Camerons Niederlage bedeutet, dass ein EU-Haushalt ohne Kürzungen vom Unterhaus kaum ratifiziert würde. Mehrere britische Think-tanks haben eine tiefgreifende Reform des EU-Haushalts vorgeschlagen, etwa durch Beendigung von Strukturhilfen für die reicheren Staaten, zu denen auch die Förderung des EU-Agrarmarktes gehören würde.

Die Euroskeptiker verbuchen das Votum als Etappensieg.

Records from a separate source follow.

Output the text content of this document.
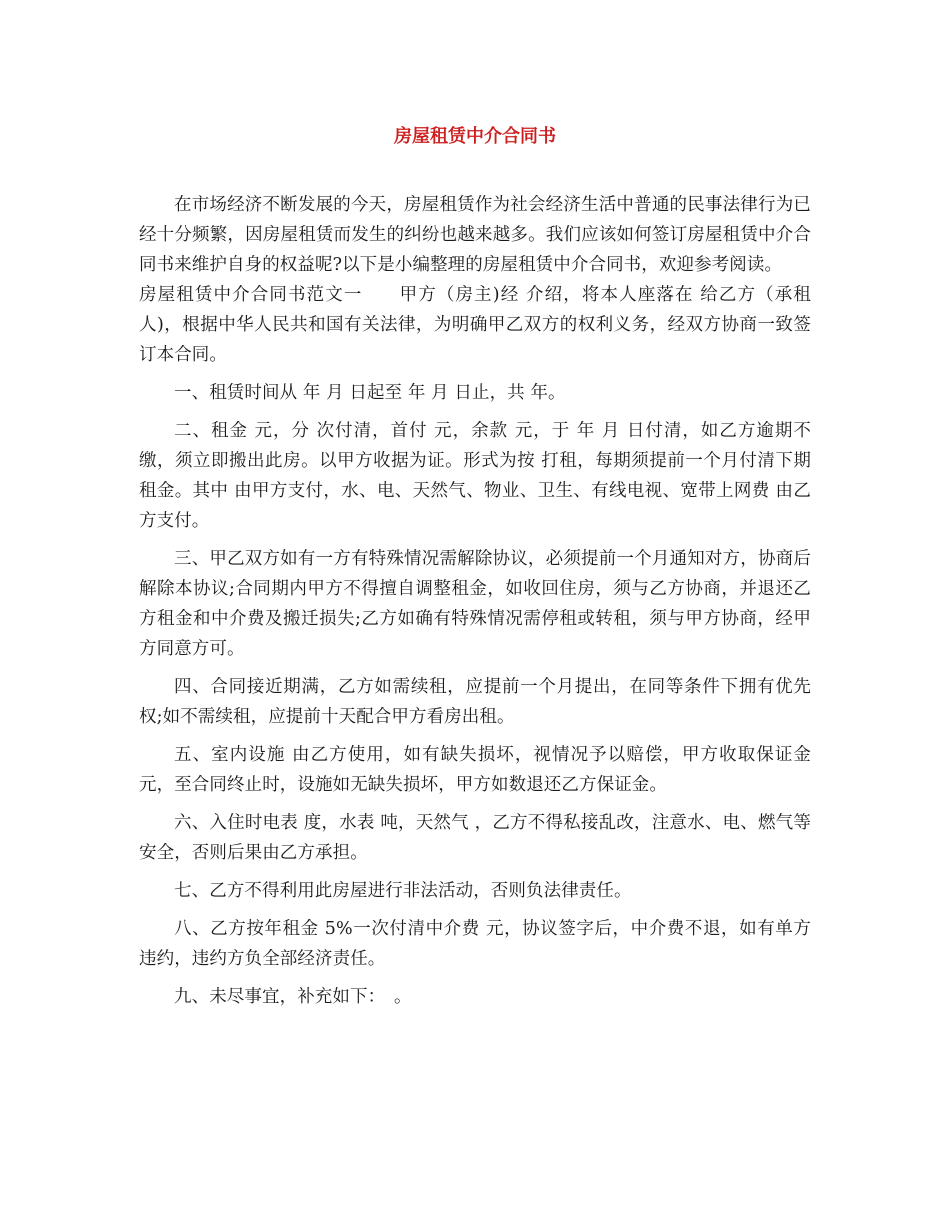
房屋租赁中介合同书

在市场经济不断发展的今天，房屋租赁作为社会经济生活中普通的民事法律行为已经十分频繁，因房屋租赁而发生的纠纷也越来越多。我们应该如何签订房屋租赁中介合同书来维护自身的权益呢?以下是小编整理的房屋租赁中介合同书，欢迎参考阅读。

房屋租赁中介合同书范文一　　甲方（房主)经 介绍，将本人座落在 给乙方（承租人)，根据中华人民共和国有关法律，为明确甲乙双方的权利义务，经双方协商一致签订本合同。

一、租赁时间从 年 月 日起至 年 月 日止，共 年。

二、租金 元，分 次付清，首付 元，余款 元，于 年 月 日付清，如乙方逾期不缴，须立即搬出此房。以甲方收据为证。形式为按 打租，每期须提前一个月付清下期租金。其中 由甲方支付，水、电、天然气、物业、卫生、有线电视、宽带上网费 由乙方支付。

三、甲乙双方如有一方有特殊情况需解除协议，必须提前一个月通知对方，协商后解除本协议;合同期内甲方不得擅自调整租金，如收回住房，须与乙方协商，并退还乙方租金和中介费及搬迁损失;乙方如确有特殊情况需停租或转租，须与甲方协商，经甲方同意方可。

四、合同接近期满，乙方如需续租，应提前一个月提出，在同等条件下拥有优先权;如不需续租，应提前十天配合甲方看房出租。

五、室内设施 由乙方使用，如有缺失损坏，视情况予以赔偿，甲方收取保证金 元，至合同终止时，设施如无缺失损坏，甲方如数退还乙方保证金。

六、入住时电表 度，水表 吨，天然气 ，乙方不得私接乱改，注意水、电、燃气等安全，否则后果由乙方承担。

七、乙方不得利用此房屋进行非法活动，否则负法律责任。

八、乙方按年租金 5%一次付清中介费 元，协议签字后，中介费不退，如有单方违约，违约方负全部经济责任。

九、未尽事宜，补充如下：　。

Camerons Niederlage im Unterhaus hat aber nicht nur Folgen für die Haushaltsverhandlungen in Brüssel, sondern sie untergräbt auch seine Führungsautorität weiter. Euroskeptiker können das Votum als wichtigen Etappensieg auf ihrem Weg zu einem baldigen Referendum über einen britischen EU-Austritt verbuchen.

Der EU-Haushalt wird jeweils für sieben Jahre im Voraus aufgestellt, die nächste Finanzperiode läuft von 2014 bis 2020. Die beiden größten Brocken stellen dabei die Ausgaben für die gemeinsame Agrarpolitik und die Kohäsionsfonds dar, mit denen die strukturschwachen Länder an den Standard der wirtschaftsstärkeren Länder herangeführt werden sollen.

Wie schon bei den vergangenen Verhandlungen über den gegenwärtigen EU-Haushalt im Jahr 2005 gibt es erhebliche Differenzen zwischen den sogenannten Nettozahlern wie Deutschland, die mehr Geld in die EU-Kasse einzahlen, als sie herausbekommen, und den Nettoempfängern in Süd- und Osteuropa. Ab dem kommenden Montag will EU-Ratschef Herman Van Rompuy mit Vertretern der 27 EU-Staaten in Brüssel sondieren, wo die Kompromisslinien liegen könnten. So will Van Rompuy sicherstellen, dass der geplante EU-Gipfel Ende des Monats nicht scheitert.

Dass es beim Gipfel zu einer Einigung auf den künftigen EU-Finanzrahmen kommt, ist allerdings ungewiss. Denn die Positionen liegen derzeit noch weit auseinander. Die Verhandlungen orientieren sich zunächst einmal am Vorschlag der EU-Kommission. Die Brüsseler Behörde fordert, dass die Mitgliedsstaaten für den Zeitraum von 2014 bis 2020 insgesamt eine Finanzierungszusage in Höhe von 1033 Milliarden Euro abgeben, wobei die tatsächlichen Ausgaben 988 Milliarden Euro betragen sollen – eine Steigerung von 62 Milliarden Euro. Unterstützt wird die Kommission dabei von 16 Empfängerländern, darunter Polen.

Dagegen fordern Nettozahler wie Deutschland, Finnland, die Niederlande, Frankreich, Italien, Schweden und Österreich, dass die EU in der kommenden Haushaltsperiode mindestens 100 Milliarden Euro weniger ausgibt, als die Kommission verlangt. Sie argumentieren, dass die EU nicht mehr Geld ausgeben könne, während in den Mitgliedstaaten der Rotstift regiert.

Auch Großbritannien gehört zu den Nettozahlern – und steht gleichzeitig an der Spitze der Hardliner unter den EU-Ländern, die wie etwa Schweden eine möglichst drastische Reduzierung des EU-Budgets fordern. Nach britischen Vorstellungen soll der Haushalt um rund 200 Milliarden Euro kleiner ausfallen als der Kommissionsvorschlag.

Zusätzlich erschwert werden die EU-Haushaltsverhandlungen dadurch, dass auch Frankreich mit einem Veto droht: Die Regierung in Paris will ihre Zustimmung nur dann geben, wenn das gemeinsame Agrarbudget nicht schrumpft – von dem profitiert nämlich hauptsächlich Frankreich.